Effectiveness and Safety of Breeded Leech for Symptomatic Primary Arthrosis of the First Carpometacarpal Joint

Rhizarthrosis Clinical Trial

Official title:

Effectiveness and Safety of Breeded Leech "Medileech" by BioRepro GmbH for Symptomatic Primary Arthrosis of the First Carpometacarpal Joint: a Randomized Controlled Clinical Trial

Clinical Trial Details — Status: Terminated

Administrative data

• NCT number: NCT03020368
• Other study ID #: Leeches for Rhizarthrosis
• Status: Terminated
• Phase: N/A
• Start date: January 2017
• Est. completion date: December 2018

Study information

• Verified date: February 2019
• Source: Charite University, Berlin, Germany
• Contact: n/a
• Is FDA regulated: No
• Study type: Interventional

Clinical Trial Summary

In this trial the investigators want to prove the efficacy and safety of a one-time topical leech application at patients with symptomatic primary arthrosis of the first carpometacarpal joint in comparison to the standard therapy with topical diclofenac.
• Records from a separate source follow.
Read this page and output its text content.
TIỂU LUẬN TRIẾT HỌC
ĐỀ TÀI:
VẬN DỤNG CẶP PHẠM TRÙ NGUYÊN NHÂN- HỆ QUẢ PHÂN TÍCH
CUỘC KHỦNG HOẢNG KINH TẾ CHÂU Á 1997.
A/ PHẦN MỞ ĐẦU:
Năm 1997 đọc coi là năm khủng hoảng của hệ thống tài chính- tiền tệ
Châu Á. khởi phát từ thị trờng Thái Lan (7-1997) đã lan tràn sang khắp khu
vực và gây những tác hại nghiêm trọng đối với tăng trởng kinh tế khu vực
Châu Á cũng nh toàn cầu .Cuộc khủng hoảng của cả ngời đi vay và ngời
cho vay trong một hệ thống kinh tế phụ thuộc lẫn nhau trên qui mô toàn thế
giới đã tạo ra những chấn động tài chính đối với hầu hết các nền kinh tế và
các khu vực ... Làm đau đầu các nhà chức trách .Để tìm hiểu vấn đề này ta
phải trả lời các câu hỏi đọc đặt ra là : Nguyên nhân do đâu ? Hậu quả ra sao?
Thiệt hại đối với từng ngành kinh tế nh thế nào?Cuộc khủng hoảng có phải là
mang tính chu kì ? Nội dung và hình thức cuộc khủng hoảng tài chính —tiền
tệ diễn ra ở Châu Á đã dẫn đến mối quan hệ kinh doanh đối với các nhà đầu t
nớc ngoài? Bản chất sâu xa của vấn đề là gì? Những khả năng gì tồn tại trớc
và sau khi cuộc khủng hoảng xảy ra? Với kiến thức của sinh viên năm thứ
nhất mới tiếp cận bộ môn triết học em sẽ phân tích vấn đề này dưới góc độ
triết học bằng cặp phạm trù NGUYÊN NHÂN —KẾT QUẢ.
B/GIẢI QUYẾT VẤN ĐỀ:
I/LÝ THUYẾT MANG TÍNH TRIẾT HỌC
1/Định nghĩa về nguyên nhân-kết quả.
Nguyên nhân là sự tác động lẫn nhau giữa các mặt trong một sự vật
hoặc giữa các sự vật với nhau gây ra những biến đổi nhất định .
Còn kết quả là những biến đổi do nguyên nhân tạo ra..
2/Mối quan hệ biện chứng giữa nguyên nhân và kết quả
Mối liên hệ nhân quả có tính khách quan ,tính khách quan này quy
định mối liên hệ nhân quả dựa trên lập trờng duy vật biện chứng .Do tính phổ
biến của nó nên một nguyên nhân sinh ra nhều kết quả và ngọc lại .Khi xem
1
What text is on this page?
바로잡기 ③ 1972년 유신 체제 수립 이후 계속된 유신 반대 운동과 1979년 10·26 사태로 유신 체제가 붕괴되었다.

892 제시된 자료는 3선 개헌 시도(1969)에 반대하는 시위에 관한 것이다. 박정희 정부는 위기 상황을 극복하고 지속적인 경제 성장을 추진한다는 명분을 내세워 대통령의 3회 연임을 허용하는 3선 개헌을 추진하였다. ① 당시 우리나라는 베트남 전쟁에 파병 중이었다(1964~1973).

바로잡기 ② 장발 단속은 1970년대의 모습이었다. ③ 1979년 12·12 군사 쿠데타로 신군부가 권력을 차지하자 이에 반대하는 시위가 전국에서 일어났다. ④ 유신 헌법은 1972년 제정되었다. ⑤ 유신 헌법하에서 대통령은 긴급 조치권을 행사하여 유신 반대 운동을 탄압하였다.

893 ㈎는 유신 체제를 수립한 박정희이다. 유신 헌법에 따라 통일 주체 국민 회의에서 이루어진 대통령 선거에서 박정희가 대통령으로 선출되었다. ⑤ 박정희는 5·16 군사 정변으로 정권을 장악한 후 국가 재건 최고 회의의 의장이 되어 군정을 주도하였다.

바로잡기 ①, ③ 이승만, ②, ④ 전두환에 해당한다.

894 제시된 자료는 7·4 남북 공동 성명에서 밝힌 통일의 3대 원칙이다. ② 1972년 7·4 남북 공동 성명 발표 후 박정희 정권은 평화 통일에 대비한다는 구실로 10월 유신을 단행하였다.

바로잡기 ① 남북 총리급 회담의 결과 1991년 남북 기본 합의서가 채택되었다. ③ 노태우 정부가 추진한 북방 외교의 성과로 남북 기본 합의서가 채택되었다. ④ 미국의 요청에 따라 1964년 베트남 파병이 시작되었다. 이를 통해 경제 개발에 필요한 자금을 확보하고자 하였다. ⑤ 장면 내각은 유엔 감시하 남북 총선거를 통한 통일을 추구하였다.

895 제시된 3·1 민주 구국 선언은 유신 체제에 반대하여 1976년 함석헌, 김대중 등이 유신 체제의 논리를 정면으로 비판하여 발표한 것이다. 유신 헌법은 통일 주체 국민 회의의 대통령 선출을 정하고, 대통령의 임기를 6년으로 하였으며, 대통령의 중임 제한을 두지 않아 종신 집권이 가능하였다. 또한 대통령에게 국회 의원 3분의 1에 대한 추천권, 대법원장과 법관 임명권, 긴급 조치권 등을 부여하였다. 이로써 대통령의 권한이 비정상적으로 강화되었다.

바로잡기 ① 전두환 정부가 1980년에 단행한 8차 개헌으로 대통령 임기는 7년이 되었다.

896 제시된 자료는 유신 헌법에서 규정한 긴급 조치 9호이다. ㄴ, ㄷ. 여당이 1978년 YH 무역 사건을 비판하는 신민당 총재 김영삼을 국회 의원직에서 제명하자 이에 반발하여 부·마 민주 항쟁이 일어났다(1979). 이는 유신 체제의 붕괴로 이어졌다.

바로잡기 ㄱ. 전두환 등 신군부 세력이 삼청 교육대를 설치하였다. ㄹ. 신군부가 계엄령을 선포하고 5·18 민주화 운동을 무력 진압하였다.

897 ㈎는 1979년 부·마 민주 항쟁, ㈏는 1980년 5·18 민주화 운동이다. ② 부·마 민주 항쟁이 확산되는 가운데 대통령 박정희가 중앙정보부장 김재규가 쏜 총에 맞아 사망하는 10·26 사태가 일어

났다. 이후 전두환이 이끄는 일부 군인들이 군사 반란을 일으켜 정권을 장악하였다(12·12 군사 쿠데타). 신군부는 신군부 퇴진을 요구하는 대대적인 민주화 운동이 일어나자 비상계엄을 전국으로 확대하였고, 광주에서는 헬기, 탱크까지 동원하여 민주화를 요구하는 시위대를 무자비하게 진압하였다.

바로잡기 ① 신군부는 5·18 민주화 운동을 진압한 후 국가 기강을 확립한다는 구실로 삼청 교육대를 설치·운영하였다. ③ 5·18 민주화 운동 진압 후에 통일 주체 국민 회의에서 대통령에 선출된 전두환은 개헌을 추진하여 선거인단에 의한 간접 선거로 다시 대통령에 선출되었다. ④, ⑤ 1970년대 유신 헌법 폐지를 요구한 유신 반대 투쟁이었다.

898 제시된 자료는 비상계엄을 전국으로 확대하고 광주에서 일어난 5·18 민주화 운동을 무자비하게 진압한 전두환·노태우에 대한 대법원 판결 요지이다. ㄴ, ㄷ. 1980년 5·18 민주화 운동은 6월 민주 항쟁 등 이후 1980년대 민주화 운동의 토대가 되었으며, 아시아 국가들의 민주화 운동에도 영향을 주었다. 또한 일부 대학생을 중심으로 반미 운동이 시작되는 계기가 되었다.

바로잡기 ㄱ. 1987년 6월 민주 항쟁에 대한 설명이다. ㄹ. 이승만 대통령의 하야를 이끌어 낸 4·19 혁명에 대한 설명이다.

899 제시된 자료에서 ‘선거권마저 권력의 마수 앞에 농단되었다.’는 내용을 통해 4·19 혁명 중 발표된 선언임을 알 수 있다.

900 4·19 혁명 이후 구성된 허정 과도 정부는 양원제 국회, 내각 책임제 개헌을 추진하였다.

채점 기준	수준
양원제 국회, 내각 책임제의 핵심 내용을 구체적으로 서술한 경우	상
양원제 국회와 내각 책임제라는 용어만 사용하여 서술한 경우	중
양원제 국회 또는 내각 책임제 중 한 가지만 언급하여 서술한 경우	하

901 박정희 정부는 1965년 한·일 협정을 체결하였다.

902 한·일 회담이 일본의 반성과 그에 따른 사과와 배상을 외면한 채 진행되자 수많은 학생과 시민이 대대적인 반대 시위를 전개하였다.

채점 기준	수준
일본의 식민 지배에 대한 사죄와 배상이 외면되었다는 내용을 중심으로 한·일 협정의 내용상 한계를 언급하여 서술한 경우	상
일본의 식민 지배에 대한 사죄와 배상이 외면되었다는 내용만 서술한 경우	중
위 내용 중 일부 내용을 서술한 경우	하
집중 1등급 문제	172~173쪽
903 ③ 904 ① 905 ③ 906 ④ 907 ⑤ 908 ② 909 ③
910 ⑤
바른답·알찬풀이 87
Recruitment information / eligibility

• Status: Terminated
• Enrollment: 52
• Est. completion date: December 2018
• Est. primary completion date: December 2018
• Accepts healthy volunteers: No
• Gender: All
• Age group: 35 Years to 85 Years

Eligibility

Inclusion Criteria:

• Male and female patients aged 35 to 85 years

• Pain intensity in the region of the thumb base in pain phases = 40 mm on the VAS of 0 to 100 mm (relative to the last 24 hours)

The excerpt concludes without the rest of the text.